A resident with bipolar disorder, dementia, and anxiety, who was independent in ADLs but care planned as an elopement risk, was allowed to go on LOA with a friend after the conservator consented. Nursing late entries documented the LOA, the resident’s failure to return, multiple unsuccessful attempts to contact involved parties, notification of police and clinical leadership, and discovery that most belongings were gone, while the census showed the resident as discharged. However, the Director of Social Services did not document the LOA outcome or the discharge in the clinical record and did not submit the required discharge notification to the State LTC Ombudsman portal, stating unawareness that non-return from LOA constituted a discharge, despite a facility policy requiring detailed discharge documentation.
A resident with acute respiratory failure, septic shock, intact cognition, and high ADL assistance needs was discharged home with documentation stating that skilled home care services (nursing, PT, OT, and HHA) had been arranged. Post-discharge, the listed home care agency reported having no record of the resident and not serving the resident’s geographic area, and another RN from the agency confirmed no referral was received. The DNS acknowledged the resident should have had home care but was unsure about service start timing or agency coverage, and the SW confirmed that no home care services were provided and could not explain why a referral was not made or confirmed, contrary to the facility’s own transfer and discharge policy.
The facility failed to provide timely notification to the State LTC Ombudsman when several residents with complex medical and behavioral conditions were discharged or planned for discharge. Although 30‑day Notices of Intent to Discharge were issued and discharge planning meetings were documented, the facility did not upload the required discharge notices to the Aging and Disability Services portal at the same time notices were given to residents and their representatives. In one case, a resident on an independent LOA later died in the ED, and no discharge notice was uploaded because staff considered it a transfer. For the other residents, uploads to the portal occurred days to over a month after the written discharge notices, and interviews with facility staff revealed they were unaware of a specific timeframe for notifying the ombudsman, contrary to CMS requirements and the facility’s own transfer/discharge policy.

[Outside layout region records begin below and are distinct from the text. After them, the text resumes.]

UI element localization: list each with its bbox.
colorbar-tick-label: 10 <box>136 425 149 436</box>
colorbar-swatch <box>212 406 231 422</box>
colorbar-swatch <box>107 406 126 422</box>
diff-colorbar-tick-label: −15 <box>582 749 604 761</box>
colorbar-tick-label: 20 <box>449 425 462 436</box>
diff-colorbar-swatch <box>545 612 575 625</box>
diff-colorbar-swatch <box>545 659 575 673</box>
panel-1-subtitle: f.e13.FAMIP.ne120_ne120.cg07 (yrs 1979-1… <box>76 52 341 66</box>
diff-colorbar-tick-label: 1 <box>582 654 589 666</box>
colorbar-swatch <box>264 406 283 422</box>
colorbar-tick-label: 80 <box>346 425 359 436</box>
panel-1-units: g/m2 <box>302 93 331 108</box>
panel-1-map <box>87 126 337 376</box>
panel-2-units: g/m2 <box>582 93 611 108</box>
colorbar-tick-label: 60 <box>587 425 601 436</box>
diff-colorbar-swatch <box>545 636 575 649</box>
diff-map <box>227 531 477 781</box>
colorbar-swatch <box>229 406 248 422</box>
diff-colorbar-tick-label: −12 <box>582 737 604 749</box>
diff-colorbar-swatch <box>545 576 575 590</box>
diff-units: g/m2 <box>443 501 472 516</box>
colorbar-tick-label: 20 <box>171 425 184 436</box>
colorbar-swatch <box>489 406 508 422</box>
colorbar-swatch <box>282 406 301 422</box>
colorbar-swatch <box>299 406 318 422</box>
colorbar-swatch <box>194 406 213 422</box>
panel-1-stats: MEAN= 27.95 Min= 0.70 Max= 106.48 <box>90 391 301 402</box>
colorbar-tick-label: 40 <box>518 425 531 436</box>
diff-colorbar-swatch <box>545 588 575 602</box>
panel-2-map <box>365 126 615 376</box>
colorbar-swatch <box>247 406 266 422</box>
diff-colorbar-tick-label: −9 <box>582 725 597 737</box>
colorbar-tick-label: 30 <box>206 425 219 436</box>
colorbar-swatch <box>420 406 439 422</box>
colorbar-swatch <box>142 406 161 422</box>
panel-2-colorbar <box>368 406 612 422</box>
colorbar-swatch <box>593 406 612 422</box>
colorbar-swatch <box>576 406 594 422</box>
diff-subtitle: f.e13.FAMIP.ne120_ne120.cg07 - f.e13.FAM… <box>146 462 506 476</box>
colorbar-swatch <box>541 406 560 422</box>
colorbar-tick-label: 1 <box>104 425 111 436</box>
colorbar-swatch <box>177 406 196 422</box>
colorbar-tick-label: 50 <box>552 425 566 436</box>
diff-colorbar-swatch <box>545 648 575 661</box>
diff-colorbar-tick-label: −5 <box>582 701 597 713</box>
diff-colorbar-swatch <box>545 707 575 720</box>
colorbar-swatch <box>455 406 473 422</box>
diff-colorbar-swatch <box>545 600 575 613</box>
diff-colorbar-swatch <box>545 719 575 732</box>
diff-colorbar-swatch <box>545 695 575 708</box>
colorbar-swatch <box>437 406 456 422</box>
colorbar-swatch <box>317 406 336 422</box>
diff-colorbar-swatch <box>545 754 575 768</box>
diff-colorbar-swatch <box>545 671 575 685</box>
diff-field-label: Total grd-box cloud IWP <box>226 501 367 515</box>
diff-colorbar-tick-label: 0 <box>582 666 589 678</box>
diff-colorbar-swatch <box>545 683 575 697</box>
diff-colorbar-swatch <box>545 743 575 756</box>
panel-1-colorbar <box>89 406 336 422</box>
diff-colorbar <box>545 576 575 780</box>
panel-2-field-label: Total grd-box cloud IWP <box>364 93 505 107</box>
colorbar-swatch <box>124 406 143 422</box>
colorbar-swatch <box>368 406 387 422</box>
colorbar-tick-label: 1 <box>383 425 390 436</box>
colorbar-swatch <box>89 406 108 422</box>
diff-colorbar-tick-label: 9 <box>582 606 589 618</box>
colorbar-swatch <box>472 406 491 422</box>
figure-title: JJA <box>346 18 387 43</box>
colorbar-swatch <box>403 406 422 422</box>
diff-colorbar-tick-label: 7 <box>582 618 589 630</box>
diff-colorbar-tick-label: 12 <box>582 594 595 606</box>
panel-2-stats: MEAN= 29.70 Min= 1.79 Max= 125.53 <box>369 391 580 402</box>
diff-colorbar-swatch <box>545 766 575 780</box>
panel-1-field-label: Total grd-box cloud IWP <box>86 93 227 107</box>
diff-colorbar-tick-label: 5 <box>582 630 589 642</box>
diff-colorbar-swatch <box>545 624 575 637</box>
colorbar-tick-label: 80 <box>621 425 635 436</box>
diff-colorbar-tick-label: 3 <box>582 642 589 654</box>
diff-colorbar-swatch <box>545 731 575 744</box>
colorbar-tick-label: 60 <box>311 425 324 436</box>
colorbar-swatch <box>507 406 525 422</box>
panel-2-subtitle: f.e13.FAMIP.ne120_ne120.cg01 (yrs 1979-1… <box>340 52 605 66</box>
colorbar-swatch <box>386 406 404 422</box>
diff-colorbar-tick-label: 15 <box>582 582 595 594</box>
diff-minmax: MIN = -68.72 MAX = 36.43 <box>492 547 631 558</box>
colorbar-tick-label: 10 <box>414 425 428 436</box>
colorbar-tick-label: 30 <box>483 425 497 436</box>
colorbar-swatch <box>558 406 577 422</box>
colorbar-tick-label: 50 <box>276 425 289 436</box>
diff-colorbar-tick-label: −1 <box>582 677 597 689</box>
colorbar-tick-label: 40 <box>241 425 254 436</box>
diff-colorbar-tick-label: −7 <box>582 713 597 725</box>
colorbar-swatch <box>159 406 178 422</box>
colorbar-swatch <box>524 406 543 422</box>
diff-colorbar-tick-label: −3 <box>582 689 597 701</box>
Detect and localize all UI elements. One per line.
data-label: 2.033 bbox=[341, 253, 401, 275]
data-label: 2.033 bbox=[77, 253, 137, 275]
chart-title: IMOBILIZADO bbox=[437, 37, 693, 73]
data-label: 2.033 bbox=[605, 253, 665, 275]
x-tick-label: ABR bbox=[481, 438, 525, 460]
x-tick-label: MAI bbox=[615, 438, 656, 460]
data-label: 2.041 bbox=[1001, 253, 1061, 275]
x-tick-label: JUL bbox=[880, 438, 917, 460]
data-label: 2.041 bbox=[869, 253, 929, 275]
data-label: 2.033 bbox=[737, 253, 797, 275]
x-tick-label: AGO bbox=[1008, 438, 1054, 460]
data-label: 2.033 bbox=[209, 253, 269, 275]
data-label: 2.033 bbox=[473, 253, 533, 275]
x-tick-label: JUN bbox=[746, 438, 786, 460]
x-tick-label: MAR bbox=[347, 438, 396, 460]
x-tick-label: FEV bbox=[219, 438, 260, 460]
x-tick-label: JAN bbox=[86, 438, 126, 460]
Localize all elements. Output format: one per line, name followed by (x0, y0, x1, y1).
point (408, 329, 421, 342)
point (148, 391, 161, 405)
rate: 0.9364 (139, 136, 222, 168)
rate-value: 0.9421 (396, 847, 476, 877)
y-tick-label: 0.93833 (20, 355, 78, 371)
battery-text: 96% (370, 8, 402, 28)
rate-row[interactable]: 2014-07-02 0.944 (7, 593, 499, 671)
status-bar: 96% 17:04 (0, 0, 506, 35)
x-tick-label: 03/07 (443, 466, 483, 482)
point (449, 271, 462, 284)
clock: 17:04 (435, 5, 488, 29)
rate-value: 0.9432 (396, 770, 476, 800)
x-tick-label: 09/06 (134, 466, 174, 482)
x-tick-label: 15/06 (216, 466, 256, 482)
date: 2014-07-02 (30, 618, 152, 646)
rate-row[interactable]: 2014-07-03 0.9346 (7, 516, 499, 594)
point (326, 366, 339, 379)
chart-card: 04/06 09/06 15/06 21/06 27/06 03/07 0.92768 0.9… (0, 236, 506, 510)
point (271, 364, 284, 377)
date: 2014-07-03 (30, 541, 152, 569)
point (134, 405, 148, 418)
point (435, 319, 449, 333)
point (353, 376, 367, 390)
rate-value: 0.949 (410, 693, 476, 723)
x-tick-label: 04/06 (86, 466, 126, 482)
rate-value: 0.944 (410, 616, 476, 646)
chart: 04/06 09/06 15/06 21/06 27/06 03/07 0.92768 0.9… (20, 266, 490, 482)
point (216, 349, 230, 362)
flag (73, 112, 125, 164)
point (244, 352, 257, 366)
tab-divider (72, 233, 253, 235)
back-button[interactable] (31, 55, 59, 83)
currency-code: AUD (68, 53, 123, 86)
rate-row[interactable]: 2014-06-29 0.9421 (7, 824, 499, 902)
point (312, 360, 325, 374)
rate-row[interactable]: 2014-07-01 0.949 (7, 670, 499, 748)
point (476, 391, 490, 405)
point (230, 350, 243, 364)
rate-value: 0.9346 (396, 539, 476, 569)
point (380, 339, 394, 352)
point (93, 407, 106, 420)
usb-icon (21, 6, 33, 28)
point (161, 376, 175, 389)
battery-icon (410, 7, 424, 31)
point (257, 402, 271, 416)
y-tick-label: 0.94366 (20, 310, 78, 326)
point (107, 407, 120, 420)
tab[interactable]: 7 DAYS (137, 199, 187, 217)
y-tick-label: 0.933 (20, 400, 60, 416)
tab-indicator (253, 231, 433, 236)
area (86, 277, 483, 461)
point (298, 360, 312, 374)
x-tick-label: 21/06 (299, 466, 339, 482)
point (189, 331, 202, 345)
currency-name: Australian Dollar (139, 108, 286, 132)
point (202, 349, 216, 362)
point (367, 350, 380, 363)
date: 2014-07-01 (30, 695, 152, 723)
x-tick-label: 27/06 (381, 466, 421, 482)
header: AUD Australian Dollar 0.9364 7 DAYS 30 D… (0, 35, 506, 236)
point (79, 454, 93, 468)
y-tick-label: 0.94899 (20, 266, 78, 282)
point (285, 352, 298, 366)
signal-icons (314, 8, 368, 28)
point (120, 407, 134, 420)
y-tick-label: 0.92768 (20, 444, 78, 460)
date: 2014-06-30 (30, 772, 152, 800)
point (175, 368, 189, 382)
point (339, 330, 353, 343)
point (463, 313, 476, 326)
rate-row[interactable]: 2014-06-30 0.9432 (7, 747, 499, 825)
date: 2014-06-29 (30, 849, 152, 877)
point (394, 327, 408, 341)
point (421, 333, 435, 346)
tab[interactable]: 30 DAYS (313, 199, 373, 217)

Failure to notify the Ombudsman of resident hospital transfers. Four residents with diagnoses including Parkinson's disease, schizophrenia, diabetes, and pleural effusion were transferred or sent to the hospital, but the facility could not provide documentation that the Ombudsman was notified. The SW confirmed the monthly transfer-to-hospital forms were not sent for the reviewed period, and the DON was unaware the notifications were not being completed.
The facility failed to provide required written notice of bed-hold rights to two residents or their responsible parties when they were transferred to the hospital for acute medical issues, including confusion after a fall and vomiting coffee-ground emesis with abdominal tenderness. Record reviews showed no documentation that bed-hold options were communicated at the time of hospitalization, despite a facility policy directing that such notices be given upon discharge to the hospital and maintained in the resident’s record. Interviews revealed that social workers did not issue bed-hold forms for hospital transfers and believed this was the responsibility of business office or admissions staff, while the Regional Business Office Manager acknowledged that the forms were missing and should have been provided.
Delayed Ombudsman Notification for Transfers and AMA Discharge: The facility did not timely notify the State LTC Ombudsman when a resident with epilepsy, TBI, and acute embolism was transferred to the hospital, when a resident with CHF, CKD, and bladder cancer had two hospitalizations, or when a resident with low back pain, DM, pneumonia, and gait abnormalities left AMA. The record also lacked timely nursing documentation of the AMA departure and notification of the resident representative, and the monthly discharge/transfer lists were submitted late.
Failure to notify the Ombudsman office of resident transfers and discharges. A resident with acute respiratory failure with hypoxia, acute kidney failure, hypertension, and moderate cognitive impairment was discharged home with family, but the SW did not routinely submit required monthly discharge notifications and believed the portal was only for AMA, abuse, or inappropriate situations. The admin stated the SW was responsible for the notifications, while the regional ombudsman confirmed the facility had portal access and should have been aware of the updated reporting requirements.
Failure to Notify Ombudsman of Transfer/Discharge: A resident with COPD, dementia, spinal stenosis, and severe cognitive impairment fell, sustained a head laceration, and was sent to the hospital before returning with sutures in place. The SW and DNS stated that social services were responsible for Ombudsman notification, but the required transfer/discharge notice was not sent because the SW lacked portal access.
A resident with diabetes, anxiety, depression, and mobility issues, who was cognitively intact and independent, did not have a timely or documented discharge plan despite an active discharge goal and referral to a community program. The care plan lacked discharge planning details, and there was no evidence of follow-up on referrals or alternative discharge options, contrary to facility policy.
A resident with dementia and other conditions was transferred to the hospital after elopement, but the facility failed to provide timely bed hold and discharge notices to the resident and responsible party, did not complete a discharge summary, and refused to readmit the resident when ready for return. The facility also backdated the discharge notice and did not follow required consultative or appeal processes, as confirmed by interviews with the conservator, hospital social worker, and ombudsman.